Find burst candidate regions which can later be analyzed and filtered to detect solar radio bursts.

Overview

One of the main challenges with detecting bursts with in our LWA data is the low signal to noise ratio. To address this challenge, morphological operations are used to reduce noise: 1. Apply an intensity threshold to create a binary image representation of a spectrogram. 2. Use morphological erosion to remove noise regions and generate bounding boxes around potential bursts. 3. Filter the remaining boxes to identify the most likely burst candidates 4. Apply these steps to all spectrogram samples, saving characterisitics of each predicted bounding box. The characteristics for each sample form a new dataset that can be used to train a binary classification model. This model will classify each bounding box as either burst (positive) or non-burst (false positive)

Steps

  1. Preprocess Raw Input:
    • Standardize rows to remove horizontal lines.
    • Remove consistent vertical lines that appear in collected data.
    • Apply blurring (Gaussian kernel) to enhance burst.
  2. Binary Mask:
    • Use a percentile threshold of intensity value to create a binary mask.
    • The current threshold is set at 95%, determined by empirically testing various values.
  3. Apply Morphological Operations:
    • Remove small components and enhance larger structures (potential bursts).
    • There are three arguments to the morphological function which are the size of the structure element.
  4. Filter Connected Components (white regions):
    • Filter the remaining connected components after the morphological operations. The main criteria for filtering is based on size and shape. Additinal criteria were added to include type 2 bursts and to redcue false positives. For more information on this step, refer to filtered_components() in the (preprocessing reference).
  5. Detection Candidates:
    • Plotting bounding boxes around the regions that passed all filter criteria.

Dataset

Box classification model

Code

The code for all processing steps is in radburst/utils/preprocessing.py (reference). The code used to create the plots below is found in notebooks/exploration/preprocessing.ipynb.

Results and Analysis

  • Burst Detections: This method has been used to detect possible burst regions in all samples that were classified over the summer. A PDF of these results showing all steps described above for each burst can be found here.
  • Current Limitations: The current processing and filtering criteria leads to some false positives in samples with no bursts.
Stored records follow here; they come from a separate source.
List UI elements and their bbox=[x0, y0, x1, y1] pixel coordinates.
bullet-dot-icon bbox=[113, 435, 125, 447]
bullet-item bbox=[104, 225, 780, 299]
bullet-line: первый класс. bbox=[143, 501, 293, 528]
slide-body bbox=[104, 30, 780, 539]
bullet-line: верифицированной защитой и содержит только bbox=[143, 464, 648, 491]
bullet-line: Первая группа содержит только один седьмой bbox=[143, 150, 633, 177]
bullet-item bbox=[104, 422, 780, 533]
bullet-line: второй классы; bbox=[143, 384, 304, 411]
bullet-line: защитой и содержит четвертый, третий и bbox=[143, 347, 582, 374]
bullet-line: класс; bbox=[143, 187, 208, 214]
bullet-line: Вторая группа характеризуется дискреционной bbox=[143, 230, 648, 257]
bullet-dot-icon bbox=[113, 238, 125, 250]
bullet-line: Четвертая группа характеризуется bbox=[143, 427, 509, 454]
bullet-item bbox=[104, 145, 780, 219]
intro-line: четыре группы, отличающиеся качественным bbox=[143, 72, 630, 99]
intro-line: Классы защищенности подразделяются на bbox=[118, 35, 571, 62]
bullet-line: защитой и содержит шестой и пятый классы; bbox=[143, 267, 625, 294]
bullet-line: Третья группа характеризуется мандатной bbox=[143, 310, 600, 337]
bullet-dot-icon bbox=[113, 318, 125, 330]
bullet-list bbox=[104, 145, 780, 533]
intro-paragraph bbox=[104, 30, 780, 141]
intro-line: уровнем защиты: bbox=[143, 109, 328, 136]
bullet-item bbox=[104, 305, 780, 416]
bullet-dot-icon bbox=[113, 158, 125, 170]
These false positives are usually noisy regions with a burst-like appearance. To see examples of this, here is a PDF containing detections for non-burst samples.

Next Steps:

  • Future work can be done to statistically analyze candidate burst regions and determine whether or not a burst is present. This would invovle comparisons between bursts found detected in burst samples and bursts detected in non-burst samples.
  • One possible implementation would be comparing the mean intensity inside the detection bounding box(s) with the mean instensity outside the box. For true positives, the value inside the box should be noticably greater than outside. However, for false positives, we would expect the value inside to be relatively similar in instensity to the noise in the rest of the array. While this may help with some false positives, it may remove detections of very faint true burst predictions that aren't intense.